The current quarantine is opening up a portal for many to do a deep dive into different strands of philosophy. The first few stages of exploring philosophical thought often seems like having to swim across a sea of turbulent waves that calls for strenuous efforts and dissonance, as we reassess our past mental frameworks to make sense of our rapidly changing surroundings. And why bother to wade through the troubled waters if we are already on the shores? Or at least consider us to be.
In the drama of life, we all come with our unique puzzle sets and often go in search of the missing pieces. The pieces could correspond to a professional pursuit or a romantic one, could be a religious or a spiritual one. Help pours in from different quarters—family, friends, teachers—and at times philosophy. Thoughts that often kept us awake at night, are massively Googled and defined under a fragment of philosophy. And like everything in life, humans absorb some aspects of a luring philosophy and continue to even out the rough edges on their own terms. Sometimes life doesn’t provide us with the precise moment to practise a lot of what we read and hope to act on.
2020 has offered a pivot.
Amid the journey from awareness to panic and transitioning into human encyclopedias on Covid-19, we have all heard the lines: “Life as we know it has come to a stand-still” and “We may have to define a new normal”. We have laughed at the memes; we have anguished over the news. However, a lot of the presently enforced lockdown feels like getting grounded, forced to contemplate and introspect in weird ways over larger global issues like the impending climate crisis among deeply personal ones like how does this affect my next vacation?
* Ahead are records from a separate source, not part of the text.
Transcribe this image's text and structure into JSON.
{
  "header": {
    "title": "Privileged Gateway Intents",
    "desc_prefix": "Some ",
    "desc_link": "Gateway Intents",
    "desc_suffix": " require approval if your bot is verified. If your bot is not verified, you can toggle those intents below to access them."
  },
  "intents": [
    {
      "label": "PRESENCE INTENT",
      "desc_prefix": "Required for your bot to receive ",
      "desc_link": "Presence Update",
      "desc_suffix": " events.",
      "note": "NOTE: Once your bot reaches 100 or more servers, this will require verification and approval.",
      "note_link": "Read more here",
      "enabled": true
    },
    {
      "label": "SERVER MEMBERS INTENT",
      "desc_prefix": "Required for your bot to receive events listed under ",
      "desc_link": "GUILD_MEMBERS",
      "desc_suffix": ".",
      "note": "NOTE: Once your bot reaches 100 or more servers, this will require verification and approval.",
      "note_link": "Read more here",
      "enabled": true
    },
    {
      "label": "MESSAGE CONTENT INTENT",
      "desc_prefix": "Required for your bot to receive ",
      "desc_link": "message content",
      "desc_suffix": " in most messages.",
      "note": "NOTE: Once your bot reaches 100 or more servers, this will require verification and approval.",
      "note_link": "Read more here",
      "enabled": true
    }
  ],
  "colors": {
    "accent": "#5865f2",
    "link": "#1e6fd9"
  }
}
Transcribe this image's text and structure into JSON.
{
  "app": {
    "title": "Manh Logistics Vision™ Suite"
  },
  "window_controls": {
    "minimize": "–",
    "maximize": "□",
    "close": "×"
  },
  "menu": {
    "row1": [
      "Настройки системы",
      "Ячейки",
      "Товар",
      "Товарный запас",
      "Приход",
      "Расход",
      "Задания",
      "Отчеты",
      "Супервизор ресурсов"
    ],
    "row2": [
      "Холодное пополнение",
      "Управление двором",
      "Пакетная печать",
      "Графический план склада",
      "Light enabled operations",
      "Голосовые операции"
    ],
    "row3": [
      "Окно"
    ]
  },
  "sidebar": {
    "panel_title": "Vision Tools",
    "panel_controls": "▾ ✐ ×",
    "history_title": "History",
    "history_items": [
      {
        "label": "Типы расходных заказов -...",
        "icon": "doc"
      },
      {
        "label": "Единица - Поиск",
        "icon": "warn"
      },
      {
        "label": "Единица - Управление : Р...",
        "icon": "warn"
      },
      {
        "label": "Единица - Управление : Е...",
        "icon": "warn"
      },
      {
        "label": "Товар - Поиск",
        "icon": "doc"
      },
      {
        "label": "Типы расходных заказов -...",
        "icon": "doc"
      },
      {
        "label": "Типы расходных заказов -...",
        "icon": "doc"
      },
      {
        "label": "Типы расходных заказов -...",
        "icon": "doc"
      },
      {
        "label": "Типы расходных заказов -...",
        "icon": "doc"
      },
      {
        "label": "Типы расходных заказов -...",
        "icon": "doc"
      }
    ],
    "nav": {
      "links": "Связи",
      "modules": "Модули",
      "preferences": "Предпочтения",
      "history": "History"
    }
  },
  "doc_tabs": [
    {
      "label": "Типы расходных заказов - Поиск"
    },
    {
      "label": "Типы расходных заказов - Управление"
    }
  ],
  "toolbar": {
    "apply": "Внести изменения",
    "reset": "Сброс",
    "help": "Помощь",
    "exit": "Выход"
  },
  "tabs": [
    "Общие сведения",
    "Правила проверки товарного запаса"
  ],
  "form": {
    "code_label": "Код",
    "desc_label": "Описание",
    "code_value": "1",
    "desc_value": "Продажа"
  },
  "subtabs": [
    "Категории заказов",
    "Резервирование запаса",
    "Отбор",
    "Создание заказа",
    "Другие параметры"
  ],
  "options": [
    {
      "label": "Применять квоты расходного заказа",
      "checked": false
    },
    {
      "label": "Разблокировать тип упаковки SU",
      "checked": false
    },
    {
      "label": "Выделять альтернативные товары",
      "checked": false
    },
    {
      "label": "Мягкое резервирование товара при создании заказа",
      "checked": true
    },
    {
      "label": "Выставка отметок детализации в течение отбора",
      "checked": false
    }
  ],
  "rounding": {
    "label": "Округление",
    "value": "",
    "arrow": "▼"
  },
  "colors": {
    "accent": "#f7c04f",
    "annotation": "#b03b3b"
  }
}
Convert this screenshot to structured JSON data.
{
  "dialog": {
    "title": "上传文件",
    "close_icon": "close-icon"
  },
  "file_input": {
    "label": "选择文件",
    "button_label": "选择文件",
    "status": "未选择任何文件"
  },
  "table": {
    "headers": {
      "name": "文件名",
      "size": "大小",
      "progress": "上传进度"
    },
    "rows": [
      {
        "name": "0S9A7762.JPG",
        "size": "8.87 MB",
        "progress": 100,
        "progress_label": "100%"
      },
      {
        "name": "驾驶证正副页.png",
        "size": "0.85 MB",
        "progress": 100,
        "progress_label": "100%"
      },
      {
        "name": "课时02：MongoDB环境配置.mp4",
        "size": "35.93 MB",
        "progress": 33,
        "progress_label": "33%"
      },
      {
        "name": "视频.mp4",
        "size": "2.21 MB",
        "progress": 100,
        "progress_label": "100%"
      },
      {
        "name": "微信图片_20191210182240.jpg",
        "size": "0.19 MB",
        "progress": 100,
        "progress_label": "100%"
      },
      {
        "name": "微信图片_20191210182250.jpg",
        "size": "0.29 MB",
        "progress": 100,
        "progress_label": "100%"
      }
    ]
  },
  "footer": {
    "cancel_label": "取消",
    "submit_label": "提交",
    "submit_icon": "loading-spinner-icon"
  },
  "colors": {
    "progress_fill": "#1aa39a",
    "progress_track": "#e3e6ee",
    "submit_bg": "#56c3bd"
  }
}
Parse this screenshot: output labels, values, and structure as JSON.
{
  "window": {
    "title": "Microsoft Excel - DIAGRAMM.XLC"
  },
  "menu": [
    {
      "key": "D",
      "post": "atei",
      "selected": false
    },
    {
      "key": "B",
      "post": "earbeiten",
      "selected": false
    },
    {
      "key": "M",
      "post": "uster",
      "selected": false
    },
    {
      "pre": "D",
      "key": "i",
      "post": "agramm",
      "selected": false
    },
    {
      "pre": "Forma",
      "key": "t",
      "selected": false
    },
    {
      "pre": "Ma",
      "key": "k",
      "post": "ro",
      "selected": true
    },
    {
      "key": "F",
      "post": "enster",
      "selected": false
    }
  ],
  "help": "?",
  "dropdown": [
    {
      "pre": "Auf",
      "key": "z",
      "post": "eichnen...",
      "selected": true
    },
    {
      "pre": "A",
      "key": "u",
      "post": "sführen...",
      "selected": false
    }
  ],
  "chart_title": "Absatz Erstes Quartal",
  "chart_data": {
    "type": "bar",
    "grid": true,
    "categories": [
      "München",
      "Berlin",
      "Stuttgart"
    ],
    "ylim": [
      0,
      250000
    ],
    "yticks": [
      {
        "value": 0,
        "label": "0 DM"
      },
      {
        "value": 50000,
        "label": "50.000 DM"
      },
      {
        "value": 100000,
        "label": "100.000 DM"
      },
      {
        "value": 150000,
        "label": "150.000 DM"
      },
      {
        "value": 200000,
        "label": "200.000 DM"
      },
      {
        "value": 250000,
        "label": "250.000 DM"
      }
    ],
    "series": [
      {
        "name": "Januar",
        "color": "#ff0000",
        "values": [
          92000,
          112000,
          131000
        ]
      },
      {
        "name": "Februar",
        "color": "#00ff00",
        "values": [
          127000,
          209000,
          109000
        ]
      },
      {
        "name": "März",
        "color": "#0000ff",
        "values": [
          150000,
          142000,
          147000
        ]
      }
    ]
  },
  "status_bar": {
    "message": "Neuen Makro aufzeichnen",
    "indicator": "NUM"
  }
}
During one such random bouts of spiralling into the indefinite future and the uncertain impacts of Covid, I got drawn into reading up on Stoicism. I first got introduced to stoicism via reading up on stalwarts like—Seneca, the famous Roman statesman and Marcus Aurelius, Roman Emperor from 161 to 180 AD, whose book Meditations is a rich reservoir of stoic ideology.
Want to build-up resilience and will power? The stoics offer a daily dose of subjecting yourselves to the worst-case scenarios to your troubles. It’s a simple methodology where you focus on yourself and your immediate surroundings once the terrible event has befallen you. According to the stoics, factoring every tragedy in one’s life trajectory is key to letting nothing disturb your internal peace.
For many, the outbreak of the Coronavirus is something that was predicted long ago in epidemiological papers by scientists and even mentioned about in popular culture (see Contagion). It was pondered over and hence didn’t come as a reeling shock. However, to those who are reeling, stoicism might be worth a try. Seneca’s quote could add some perspective here—“To bear trials with a calm mind robs misfortune of its strength and burden.”
We have far too many people who, fuelled by the fantasies of social media, believe that each phase of life must be pleasurable, and they are entitled to a lifetime supply of happiness. One of the most radical pieces of advice doled out by stoicism is the squashing of all hope, for it only lifts you higher and higher. They offer the route of imagining and living through our darkest fears—ones of loneliness, embarrassment, and anxiety.
Stoicism pushes one to think about the horrible tangential lines embedded in our future so that probably with each passing effort, we find it a little easier to transition to the present. It helps us assign greater value to the love that surrounds us presently and not take anything for granted. The more we shield ourselves from the harsh, cruel, uncomfortable bits of life, the more unprepared we make ourselves for the inevitability of it.
Many confuse stoicism with inflicting oneself with the aftermath of panic attacks often brought about by dramatic end-of-the-world movies and live Twitter updates with horrifying updates of doom and destruction. The goal of stoicism is not to live perpetually in a state of anxiousness over future events and conjure up nightmares for oneself. It is to practise tolerance in living through the loss of any kind, one bit at a time.
The mortality of everything seems very starkly exhibited in the current times, where a virus is wreaking havoc worldwide and the days and nights are shrouded in uncertainty. Times of crisis, unprecedented ones at that, often are powerful enough to overwhelm us in their embrace. Lebanese American scholar and author of the bestseller The Black Swan, Nassim Nicholas Taleb mentions how stoicism is about the “domestication of emotions, not their elimination”.
The stoics welcome hard times for they see them as a trial post which they emerge rejuvenated. Stoic philosopher Epictetus said: “The greater the difficulty, the more glory in surmounting it. Times of peril often work as a mirror showing each of us the values, priorities and temperament we hide behind our flesh and bones.